Fig. 6. Galectin-3 is overexpressed in HCC to activate mTORC1 and promote glycolysis.

a Analysis of the expression of galectin-3 in different human tissues. b Analysis of the Cancer Genome Atlas datasets in Oncomine for the expression of galectin-3 between tumor and normal tissues. Each bar represents the mean ± SD for biological triplicate experiments. Data are presented with box plots (***P < 0.001, by unpaired, two-tailed Student’s t test). The minima, maxima, center of the box plots are defined as the 75%, 25% and 50% percentile, the whiskers are defined as the interquartile range times 1.5. c Analysis of the expression of galectin-3 in liver cancer samples and corresponding adjacent samples in TCGA HCC. Each bar represents the mean ± SD for biological triplicate experiments. Data are presented with box plots (***P < 0.001, two-sided Mann-Whitney U test). The minima, maxima, center of the box plots are defined as the 75%, 25% and 50% percentile, the whiskers are defined as the interquartile range times 1.5. d Analysis of the Human Pathology Atlas database for the expression of galectin-3 by immunohistochemistry in HCC samples. e HepG2 cells were transfected with FLAG-Gal3 or FLAG-metap2. Cellular lysates were immunoprecipitated with anti-FLAG followed by immunoblotting with antibodies against the indicated proteins. Each experiment was repeated three times with similar results. f HepG2 cells were infected with lentiviruses carrying shGFP or shGal3, or HA-Vector or HA-Gal3, starved of amino acids and glucose for 1 h, and stimulated with LPS (1 μg/ml) for 5 h for western blotting analysis of the level or phosphorylation of the indicated proteins. Each experiment was repeated three times with similar results. g HepG2 cells were infected with lentiviruses carrying shGFP or shGal3 for western blotting analysis of the level of the indicated proteins. Each experiment was repeated three times with similar results. h HepG2 cells were starved of amino acids and glucose for 1 h and stimulated with LPS (1 μg/ml) for 5 h in the presence or absence of Torin1 (250 nM) or GB1107 (5 μM) for western blotting analysis of the level or phosphorylation of the indicated proteins. Each experiment was repeated three times with similar results. i HepG2 cells were treated with LPS, LPS and siGal3, LPS and GB1107, or LPS and Torin1 to detect glucose uptake and lactate production. Each bar represents the mean ± SD for biological triplicate experiments. P values were calculated by one-way ANOVA (***P < 0.001).

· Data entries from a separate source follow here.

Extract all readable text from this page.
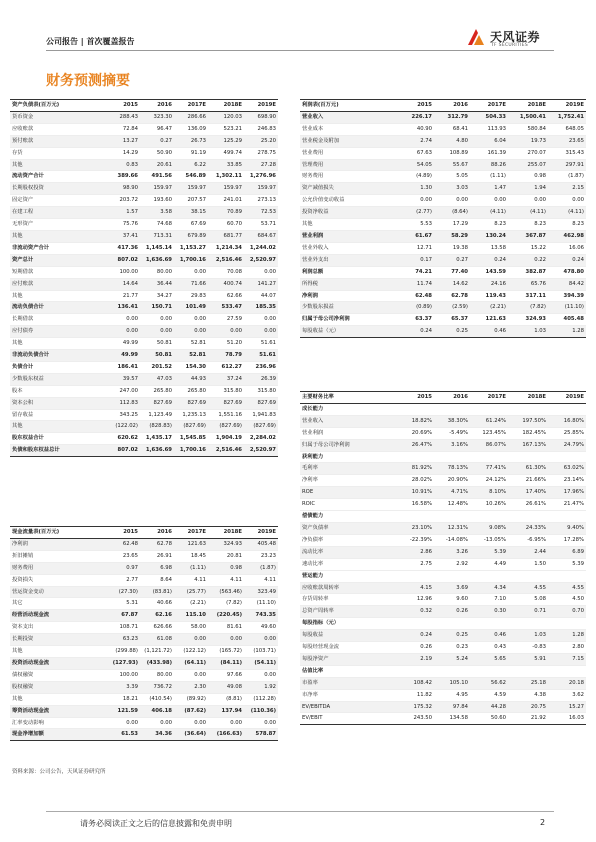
公司报告 | 首次覆盖报告	天风证券
TF SECURITIES
财务预测摘要
资产负债表(百万元)	2015	2016	2017E	2018E	2019E
货币资金	288.43	323.30	286.66	120.03	698.90
应收账款	72.84	96.47	136.09	523.21	246.83
预付账款	13.27	0.27	26.73	125.29	25.20
存货	14.29	50.90	91.19	499.74	278.75
其他	0.83	20.61	6.22	33.85	27.28
流动资产合计	389.66	491.56	546.89	1,302.11	1,276.96
长期股权投资	98.90	159.97	159.97	159.97	159.97
固定资产	203.72	193.60	207.57	241.01	273.13
在建工程	1.57	3.58	38.15	70.89	72.53
无形资产	75.76	74.68	67.69	60.70	53.71
其他	37.41	713.31	679.89	681.77	684.67
非流动资产合计	417.36	1,145.14	1,153.27	1,214.34	1,244.02
资产总计	807.02	1,636.69	1,700.16	2,516.46	2,520.97
短期借款	100.00	80.00	0.00	70.08	0.00
应付账款	14.64	36.44	71.66	400.74	141.27
其他	21.77	34.27	29.83	62.66	44.07
流动负债合计	136.41	150.71	101.49	533.47	185.35
长期借款	0.00	0.00	0.00	27.59	0.00
应付债券	0.00	0.00	0.00	0.00	0.00
其他	49.99	50.81	52.81	51.20	51.61
非流动负债合计	49.99	50.81	52.81	78.79	51.61
负债合计	186.41	201.52	154.30	612.27	236.96
少数股东权益	39.57	47.03	44.93	37.24	26.39
股本	247.00	265.80	265.80	315.80	315.80
资本公积	112.83	827.69	827.69	827.69	827.69
留存收益	343.25	1,123.49	1,235.13	1,551.16	1,941.83
其他	(122.02)	(828.83)	(827.69)	(827.69)	(827.69)
股东权益合计	620.62	1,435.17	1,545.85	1,904.19	2,284.02
负债和股东权益总计	807.02	1,636.69	1,700.16	2,516.46	2,520.97
利润表(百万元)	2015	2016	2017E	2018E	2019E
营业收入	226.17	312.79	504.33	1,500.41	1,752.41
营业成本	40.90	68.41	113.93	580.84	648.05
营业税金及附加	2.74	4.80	6.04	19.73	23.65
营业费用	67.63	108.89	161.39	270.07	315.43
管理费用	54.05	55.67	88.26	255.07	297.91
财务费用	(4.89)	5.05	(1.11)	0.98	(1.87)
资产减值损失	1.30	3.03	1.47	1.94	2.15
公允价值变动收益	0.00	0.00	0.00	0.00	0.00
投资净收益	(2.77)	(8.64)	(4.11)	(4.11)	(4.11)
其他	5.53	17.29	8.23	8.23	8.23
营业利润	61.67	58.29	130.24	367.87	462.98
营业外收入	12.71	19.38	13.58	15.22	16.06
营业外支出	0.17	0.27	0.24	0.22	0.24
利润总额	74.21	77.40	143.59	382.87	478.80
所得税	11.74	14.62	24.16	65.76	84.42
净利润	62.48	62.78	119.43	317.11	394.39
少数股东损益	(0.89)	(2.59)	(2.21)	(7.82)	(11.10)
归属于母公司净利润	63.37	65.37	121.63	324.93	405.48
每股收益（元）	0.24	0.25	0.46	1.03	1.28
现金流量表(百万元)	2015	2016	2017E	2018E	2019E
净利润	62.48	62.78	121.63	324.93	405.48
折旧摊销	23.65	26.91	18.45	20.81	23.23
财务费用	0.97	6.98	(1.11)	0.98	(1.87)
投资损失	2.77	8.64	4.11	4.11	4.11
营运资金变动	(27.30)	(83.81)	(25.77)	(563.46)	323.49
其它	5.31	40.66	(2.21)	(7.82)	(11.10)
经营活动现金流	67.87	62.16	115.10	(220.45)	743.35
资本支出	108.71	626.66	58.00	81.61	49.60
长期投资	63.23	61.08	0.00	0.00	0.00
其他	(299.88)	(1,121.72)	(122.12)	(165.72)	(103.71)
投资活动现金流	(127.93)	(433.98)	(64.11)	(84.11)	(54.11)
债权融资	100.00	80.00	0.00	97.66	0.00
股权融资	3.39	736.72	2.30	49.08	1.92
其他	18.21	(410.54)	(89.92)	(8.81)	(112.28)
筹资活动现金流	121.59	406.18	(87.62)	137.94	(110.36)
汇率变动影响	0.00	0.00	0.00	0.00	0.00
现金净增加额	61.53	34.36	(36.64)	(166.63)	578.87
主要财务比率	2015	2016	2017E	2018E	2019E
成长能力					
营业收入	18.82%	38.30%	61.24%	197.50%	16.80%
营业利润	20.69%	-5.49%	123.45%	182.45%	25.85%
归属于母公司净利润	26.47%	3.16%	86.07%	167.13%	24.79%
获利能力					
毛利率	81.92%	78.13%	77.41%	61.30%	63.02%
净利率	28.02%	20.90%	24.12%	21.66%	23.14%
ROE	10.91%	4.71%	8.10%	17.40%	17.96%
ROIC	16.58%	12.48%	10.26%	26.61%	21.47%
偿债能力					
资产负债率	23.10%	12.31%	9.08%	24.33%	9.40%
净负债率	-22.39%	-14.08%	-13.05%	-6.95%	17.28%
流动比率	2.86	3.26	5.39	2.44	6.89
速动比率	2.75	2.92	4.49	1.50	5.39
营运能力					
应收账款周转率	4.15	3.69	4.34	4.55	4.55
存货周转率	12.96	9.60	7.10	5.08	4.50
总资产周转率	0.32	0.26	0.30	0.71	0.70
每股指标（元）					
每股收益	0.24	0.25	0.46	1.03	1.28
每股经营现金流	0.26	0.23	0.43	-0.83	2.80
每股净资产	2.19	5.24	5.65	5.91	7.15
估值比率					
市盈率	108.42	105.10	56.62	25.18	20.18
市净率	11.82	4.95	4.59	4.38	3.62
EV/EBITDA	175.32	97.84	44.28	20.75	15.27
EV/EBIT	243.50	134.58	50.60	21.92	16.03
资料来源：公司公告，天风证券研究所
请务必阅读正文之后的信息披露和免责申明	2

Fig. 7. Galectin-3 is implicated in hepatocarcinogenesis.

a CCK-8 assays for the proliferation of HepG2 cells were treated with LPS or LPS and GB1107, or infected with lentiviruses carrying shGFP or shGal3 and transfected with FLAG-metap2 or FLAG-RagA^GTP/RagC^GDP. Each bar represents the mean ± SD for biological triplicate experiments. P values were calculated by two-way ANOVA (***P < 0.001). b HepG2 cells were treated with LPS, LPS and Torin1, or LPS and GB1107, or infected with lentiviruses carrying shGFP or shGal3 and transfected with FLAG-RagA^GTP/RagC^GDP in the presence or absence of Torin1 and cultured for 10 days before staining with crystal violet for colony formation assays. Representative images from biological triplicate experiments are shown. c Kaplan–Meier analysis for the correlation between survival time and galectin-3 signatures in HCC. P values were calculated by log-rank test. d Transcriptomes of TCGA primary tumor samples and GTEX normal tissue samples obtained from UCSD Xena for correlation analysis of the expression between galectin-3 and HK2 or PKM. Spearman correlation coefficients and P values were calculated by two-sided permutation test. e Kaplan-Meier analysis for the correlation between survival time and the expression levels of galectin-3 and HK2 or galectin-3 and PKM in HCC. P values were calculated by log-rank test.